Evan leaned against a wall. His backpack thumped against the stone, and it sounded hollow. He stepped away from the wall in surprise. At the same time, Boris spotted the flash again. He trained his flashlight on the shiny sliver and knelt. His fingers picked at the thin, uneven edge he found there.
Evan knelt beside him. “What is it?”
“It looks like a coin.”
“Someone dropped a penny in the wall?”
“I don’t know.” Boris pulled the messenger bag strap over his head and placed it beside him. Rummaging inside, he took out a small rock pick and banged at the wall around the coin. The stone was surprisingly soft and gave way at once.
A moment later, the silver coin tumbled to the floor.
Awed by what he saw before him, Boris put the pick aside and picked up the coin. The silver coin was about the size of a dime and bore the profile of a man wearing a tight-fitting helm. On the other side, a man seated on a chair held out his hand and clutched a spear in the other.
“What is that?” Evan peered over Boris’s shoulder.
Exasperated, Boris turned on the young man. “If you’re going to create a game that is going to hold the attention of a world of gamers and you’re going to use your knowledge of history to do it, you should know what a
drachma
is.”
“I know what a
drachma
is.”
“What?”
“A Greek coin. Percy Jackson uses them to call the Greek gods.”
“
What
?” Boris couldn’t believe his ears. Then he held up his hands. “Never mind.” He picked up his messenger bag, took out a ziplock baggie, and dropped the coin into it. “For your information, that
drachma
is a coin minted in the time of Alexander the Great. You do know who that is, don’t you?”

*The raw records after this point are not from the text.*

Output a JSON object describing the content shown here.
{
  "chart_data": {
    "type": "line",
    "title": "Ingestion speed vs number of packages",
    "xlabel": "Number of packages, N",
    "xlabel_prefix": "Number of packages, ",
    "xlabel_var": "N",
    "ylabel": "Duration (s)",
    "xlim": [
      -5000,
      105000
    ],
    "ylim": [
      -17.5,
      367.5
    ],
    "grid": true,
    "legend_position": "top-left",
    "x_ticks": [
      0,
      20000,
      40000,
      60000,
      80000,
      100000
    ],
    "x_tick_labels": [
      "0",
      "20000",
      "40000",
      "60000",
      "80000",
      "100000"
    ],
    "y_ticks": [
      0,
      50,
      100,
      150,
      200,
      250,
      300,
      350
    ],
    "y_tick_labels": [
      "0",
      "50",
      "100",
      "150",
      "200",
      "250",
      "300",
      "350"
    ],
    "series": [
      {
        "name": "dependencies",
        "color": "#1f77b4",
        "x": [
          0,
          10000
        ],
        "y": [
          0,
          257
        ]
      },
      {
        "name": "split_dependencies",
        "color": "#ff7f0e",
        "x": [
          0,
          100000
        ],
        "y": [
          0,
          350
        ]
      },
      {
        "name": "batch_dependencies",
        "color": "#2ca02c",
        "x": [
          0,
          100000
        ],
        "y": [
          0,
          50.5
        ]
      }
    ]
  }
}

“Of course. King of Macedon.” Evan had slumped back into sullen.
“Stand back over there. Out of the way. And hold that flashlight on this wall.”
Evan moved back and held the flashlight steady.
Excited again, Boris attacked the wall with the pick. “You see, Evan? This isn’t real stone. Under normal circumstances, and by that, I mean torchlight or candlelight from centuries ago, the false nature of this wall would have escaped notice.” He struck the wall hard enough to make his hand ache and his arm vibrate. Stone chips flew, and a few blows later, he broke through.
Breathing hard, pulse thrumming within him, Boris switched the pick for his flashlight. He stared through the fist-sized hole he’d broken through the wall.
“My god.” His voice was a hoarse whisper.
On the other side of the wall was a tomb. And in the tomb was a stone sarcophagus that bore a sword and shield. On the floor in front of it was a chest plate. Spears stood against the wall.
With renewed vigor, Boris put down the flashlight, took a fresh grip on the pick, and attacked the wall.